Da blitzten dann so Fragen auf, wie:

  1. Darfst du an einem Mittwoch einen Ausflug machen?
  2. Was, wenn wichtige Mails kommen? (ich erhalte auf meinem Handy keine E-Mails.)
  3. Solltest du nicht lieber etwas für dein Webinar, deine Sonntags-Post, deine Gruppen-Termine, deine Coachings vorbereiten?

Mein Terminkalender an diesem Tag war leer, alle anderen Projekte und Aufgaben waren nicht so dringend, dass ich sie unbedingt an diesem Tag erledigen musste. Wichtige E-Mails hatten auch Zeit bis am Abend. Das alles wusste ich und trotzdem hatte ich ein schlechtes Gewissen.

Während ich tiefer in mich hineinhörte hatte ich eine große Einsicht: Diese „Du-solltest-doch-Gedanken“ und das dazugehörige „schlechtes-Gewissen-Gefühl“ hielten mich in der Vergangenheit oft davon ab, das zu tun, was ich gerne tun wollte. Mich mit anderen Leuten treffen (vor Corona bzw. soweit es Corona zulässt). Ein Buch lesen, das nichts mit meinem Business zu tun hat. Texte schreiben, die nicht zu meinem Spezialthema zählen.
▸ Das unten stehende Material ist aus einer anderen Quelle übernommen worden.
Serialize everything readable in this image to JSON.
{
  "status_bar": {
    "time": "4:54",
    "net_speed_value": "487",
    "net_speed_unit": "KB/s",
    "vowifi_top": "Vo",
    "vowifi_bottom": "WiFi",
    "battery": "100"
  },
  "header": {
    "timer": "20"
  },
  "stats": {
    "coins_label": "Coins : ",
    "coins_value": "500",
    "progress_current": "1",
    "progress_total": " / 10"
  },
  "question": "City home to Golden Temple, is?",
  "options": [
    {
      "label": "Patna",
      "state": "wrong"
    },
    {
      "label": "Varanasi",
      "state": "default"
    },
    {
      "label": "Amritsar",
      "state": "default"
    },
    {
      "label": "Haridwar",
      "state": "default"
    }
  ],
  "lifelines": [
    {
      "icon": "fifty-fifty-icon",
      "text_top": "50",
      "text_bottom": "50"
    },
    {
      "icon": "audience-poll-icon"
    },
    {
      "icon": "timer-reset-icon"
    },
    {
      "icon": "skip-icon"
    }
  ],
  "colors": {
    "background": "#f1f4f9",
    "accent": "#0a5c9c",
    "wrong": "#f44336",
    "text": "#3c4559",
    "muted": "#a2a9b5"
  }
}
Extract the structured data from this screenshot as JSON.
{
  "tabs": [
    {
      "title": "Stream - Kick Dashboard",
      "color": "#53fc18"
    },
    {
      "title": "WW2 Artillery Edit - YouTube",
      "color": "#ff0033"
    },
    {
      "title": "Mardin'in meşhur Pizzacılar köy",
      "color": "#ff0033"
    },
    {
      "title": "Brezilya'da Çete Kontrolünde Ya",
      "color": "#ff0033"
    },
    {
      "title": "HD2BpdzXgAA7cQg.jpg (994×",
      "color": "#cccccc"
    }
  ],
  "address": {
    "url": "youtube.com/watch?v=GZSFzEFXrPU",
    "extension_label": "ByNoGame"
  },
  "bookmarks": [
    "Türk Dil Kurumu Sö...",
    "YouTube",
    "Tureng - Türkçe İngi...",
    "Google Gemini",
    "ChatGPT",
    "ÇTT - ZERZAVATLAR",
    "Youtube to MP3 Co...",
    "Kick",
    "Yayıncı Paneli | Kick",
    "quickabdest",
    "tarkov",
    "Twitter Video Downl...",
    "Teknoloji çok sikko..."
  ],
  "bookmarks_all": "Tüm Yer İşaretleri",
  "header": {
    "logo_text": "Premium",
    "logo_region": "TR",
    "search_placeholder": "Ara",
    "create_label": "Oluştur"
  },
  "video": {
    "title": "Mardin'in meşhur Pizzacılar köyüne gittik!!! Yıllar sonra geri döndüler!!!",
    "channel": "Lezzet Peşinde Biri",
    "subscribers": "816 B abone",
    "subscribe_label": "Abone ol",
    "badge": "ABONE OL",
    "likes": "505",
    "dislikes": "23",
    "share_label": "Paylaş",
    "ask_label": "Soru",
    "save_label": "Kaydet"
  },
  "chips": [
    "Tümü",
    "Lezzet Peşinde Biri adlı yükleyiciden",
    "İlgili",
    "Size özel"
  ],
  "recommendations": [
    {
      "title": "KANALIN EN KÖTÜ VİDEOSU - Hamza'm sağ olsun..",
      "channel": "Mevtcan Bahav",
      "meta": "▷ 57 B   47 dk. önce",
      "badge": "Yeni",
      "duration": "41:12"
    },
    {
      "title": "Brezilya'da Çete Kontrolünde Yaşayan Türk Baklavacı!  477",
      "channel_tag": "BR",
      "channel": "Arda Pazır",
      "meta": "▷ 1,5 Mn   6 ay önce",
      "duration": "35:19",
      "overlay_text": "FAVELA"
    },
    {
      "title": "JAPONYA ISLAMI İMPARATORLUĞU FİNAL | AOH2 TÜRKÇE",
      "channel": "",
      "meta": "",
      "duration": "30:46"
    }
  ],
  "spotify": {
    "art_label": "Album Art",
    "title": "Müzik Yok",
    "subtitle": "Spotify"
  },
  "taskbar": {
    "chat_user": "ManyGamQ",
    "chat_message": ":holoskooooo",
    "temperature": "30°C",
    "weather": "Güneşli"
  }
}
Jetzt ist es nicht so, dass ich zu Hause den ganzen Tag arbeite. Aber doch beschäftige ich mich den Großteil meiner Zeit mit meinem Business: Checke meine E-Mails, treibe mich auf diverse Social-Media Kanälen herum, konsumiere Audios, Videos, Bücher, die mit meinem Fachbereich zu tun haben, formuliere in Gedanken eigene Texte. Also den ganzen Tag damit beschäftigt und jederzeit erreichbar.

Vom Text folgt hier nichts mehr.